Я ушёл. Сел в свою старую «четырнадцатую» и еще долго смотрел на тёмные окна квартиры, которая когда-то должна была стать моей.
Следующие пять лет я не существовал — я пахал.
Работал на двух местах, дремал по четыре часа, ел макароны без мяса, носил одну куртку три зимы подряд. Вырезал себе место в жизни зубами. Не ради богатства — ради момента, когда мне не понадобится ни у кого ничего просить.
Я убрал их из своей жизни. Переехал. Купил квартиру в ипотеку и закрыл её за три года. Взял нормальную машину. Открыл мастерскую по ремонту техники — руки у меня всегда слушались.
Вчера мне исполнилось тридцать девять. Я сидел в офисе, пил дорогой кофе и смотрел отчёты, когда раздался звонок.
Я сразу понял.
— Леонид Аркадьевич? — женский голос. — Да. — Вам звонят из городской клиники. Ваш отец, Аркадий Степанович, у нас. Инсульт. Состояние тяжёлое, но стабильное. Требуется уход, препараты. В контактах был только ваш номер, пометка «Сын (не тревожить)». Но обстоятельства вынудили.
«Сын (не тревожить)». Тонкая ирония.
Через час я уже был там. В коридоре сидела мать — маленькая, сгорбленная. Рядом Серёга, лысеющий, располневший, в растянутых джинсах.
Мать подняла глаза — узнала не сразу.
— Лёня?..
Серёга спрятал телефон.
— О, братан! Нам тут… тяжко. Батя в реанимации, врачи список выставили, суммы серьёзные. А у нас… сами понимаешь. Кредиты, школа, Дина дома…

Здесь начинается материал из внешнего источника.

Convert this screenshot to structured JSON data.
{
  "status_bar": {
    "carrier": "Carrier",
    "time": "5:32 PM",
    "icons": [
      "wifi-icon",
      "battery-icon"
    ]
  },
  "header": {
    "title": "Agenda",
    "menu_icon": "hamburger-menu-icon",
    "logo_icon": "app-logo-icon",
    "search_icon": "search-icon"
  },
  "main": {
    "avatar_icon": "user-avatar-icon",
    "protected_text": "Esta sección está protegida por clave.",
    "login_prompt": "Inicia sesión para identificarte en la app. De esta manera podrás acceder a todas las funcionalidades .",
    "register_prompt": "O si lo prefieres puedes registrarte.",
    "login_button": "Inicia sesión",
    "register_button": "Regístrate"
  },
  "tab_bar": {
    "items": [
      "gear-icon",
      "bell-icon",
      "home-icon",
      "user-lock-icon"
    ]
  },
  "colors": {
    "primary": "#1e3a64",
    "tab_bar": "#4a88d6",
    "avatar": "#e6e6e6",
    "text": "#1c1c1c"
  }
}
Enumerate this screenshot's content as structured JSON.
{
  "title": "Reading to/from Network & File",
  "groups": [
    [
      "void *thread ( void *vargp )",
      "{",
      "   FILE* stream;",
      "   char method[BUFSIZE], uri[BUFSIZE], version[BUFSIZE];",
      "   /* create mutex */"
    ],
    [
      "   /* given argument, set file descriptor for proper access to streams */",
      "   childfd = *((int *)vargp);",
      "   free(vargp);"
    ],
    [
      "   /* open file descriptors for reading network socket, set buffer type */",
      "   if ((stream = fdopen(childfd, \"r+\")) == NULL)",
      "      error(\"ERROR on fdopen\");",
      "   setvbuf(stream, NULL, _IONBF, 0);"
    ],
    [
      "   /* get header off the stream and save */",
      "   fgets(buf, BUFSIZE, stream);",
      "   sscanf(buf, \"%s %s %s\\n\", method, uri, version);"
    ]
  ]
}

Я прошёл мимо, взял у врача список и оплатил: лекарства, палату, сиделку. Чек вышел такой, что Серёге пришлось бы продать машину и почку. Для меня — обычный месячный расход.
Вернувшись, я увидел слёзы матери.
— Спасибо, сынок… Ты же нас простил? Ну слава богу… Приезжай сегодня, Дина пирог испечёт, Серёге бы работу… Ты ведь теперь начальник?
— Нет, — ответил я.
— Что «нет»? — не понял Серёга.
— Я не приду. И работать у меня ты не будешь. Работа — это труд, а не поиски себя.
— Но ты же… оплатил… Значит, мир? Мы же родня! Квартиру ту… мы давно её продали, Серёге срочно деньги нужны были. Но мы же семья!
— Я оплатил, потому что могу. Не позволю человеку умереть в коридоре. Это мой человеческий долг. Но сыном я перестал быть восемь лет назад. Тогда, на кухне, когда вы променяли меня на квадратные метры ради “бедного Серёжи”.
— Лёнь, ну зачем ты так? — взвизгнул он. — Денег у тебя море, чего стоишь? Помоги брату!
Я подошёл ближе. Он отступил.
— Разница между нами, Серёга, в том, что ты всё ждал подаяния, а я пошёл и добился сам. Квартиру вы давно превратили в пыль, а вот мой позвоночник, который вы пытались согнуть, стал только крепче. И это то, чего у меня не отберёт никто.
— Мы больше звонить не станем! — выкрикнула мать.
— Я в курсе, — сказал я. — Номер всё равно сменю.